Community pharmacy contractors should begin the process of appointing a data protection officer (DPO) to ensure compliance with the UK Data Protection Act 2018, the Pharmaceutical Services Negotiating Committee (PSNC) has said.
The PSNC, together with the National Pharmacy Association and other primary care representatives, had campaigned for an amendment to the draft Act that would exempt smaller NHS providers from the requirement for a DPO. But in a House of Lords consideration of the proposed amendments held on 9 May 2018, Margot James, a minister at the Department for Digital, Culture, Media and Sport, said that while she had “sympathy” for the proposed amendment, primary care providers “process sizeable quantities of sensitive health data, whether that be an individual’s mental health status, the fact that they are pregnant, or details of their prescription for a terminal illness.

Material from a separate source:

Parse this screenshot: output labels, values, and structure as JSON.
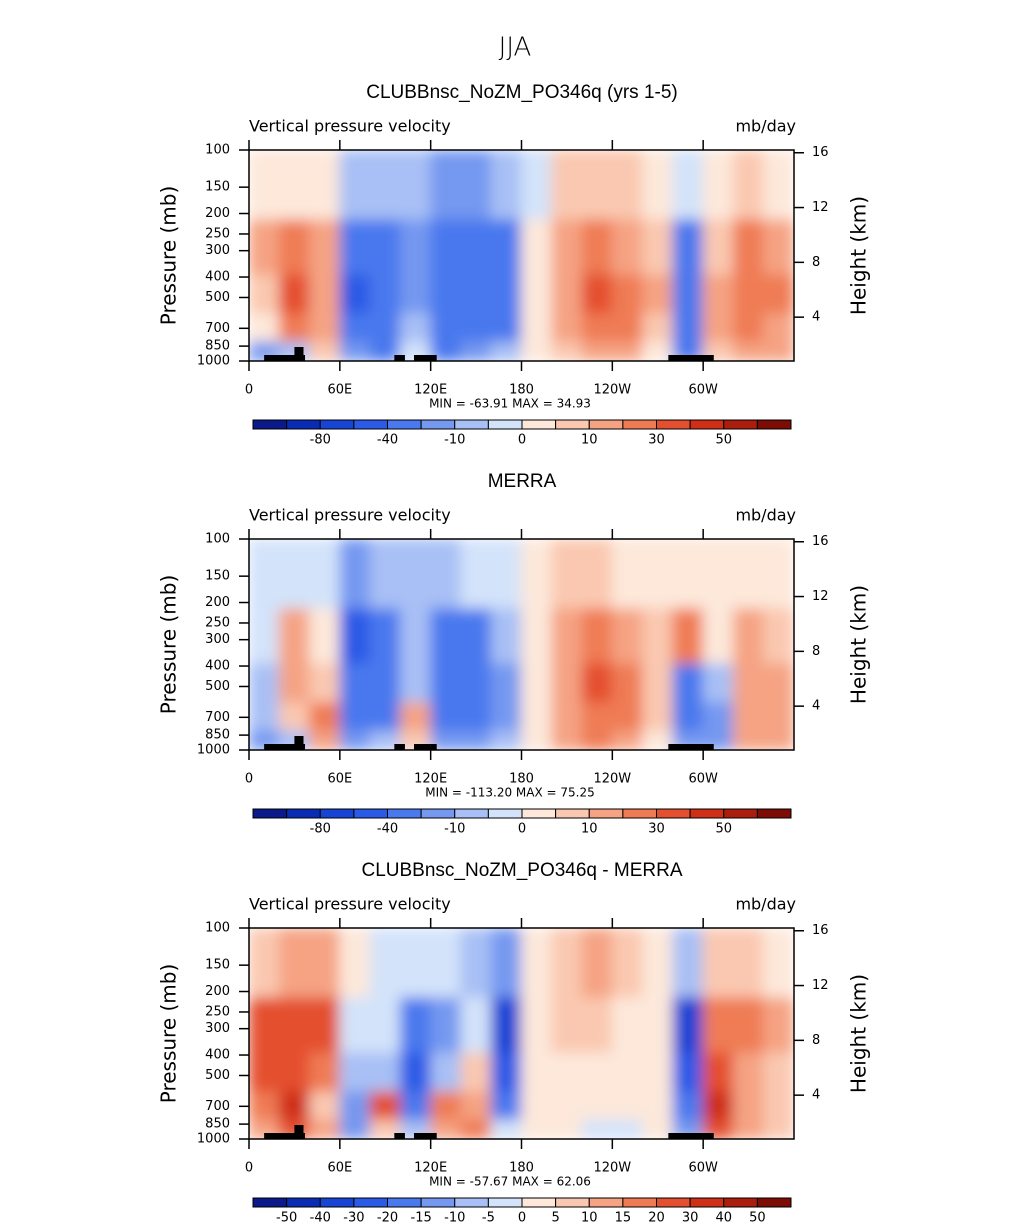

“All of these matters are highly personal and in the world of health, data protection is rightly paramount … It does not seem unreasonable that bodies who process those kinds of data should have a single point of contact on data protection matters.”
In response, the PSNC said that while they will continue to lobby for an amendment to the Data Protection Act 2018, they “must advise contractors to appoint a DPO”.
The UK Data Protection Act will complement the EU-wide General Data Protection Regulation (GDPR). Both will come into force in the UK on 25 May 2018. The PSNC has previously published GDPR guidance for community pharmacies, and the Royal Pharmaceutical Society has published an essential guide to the regulation.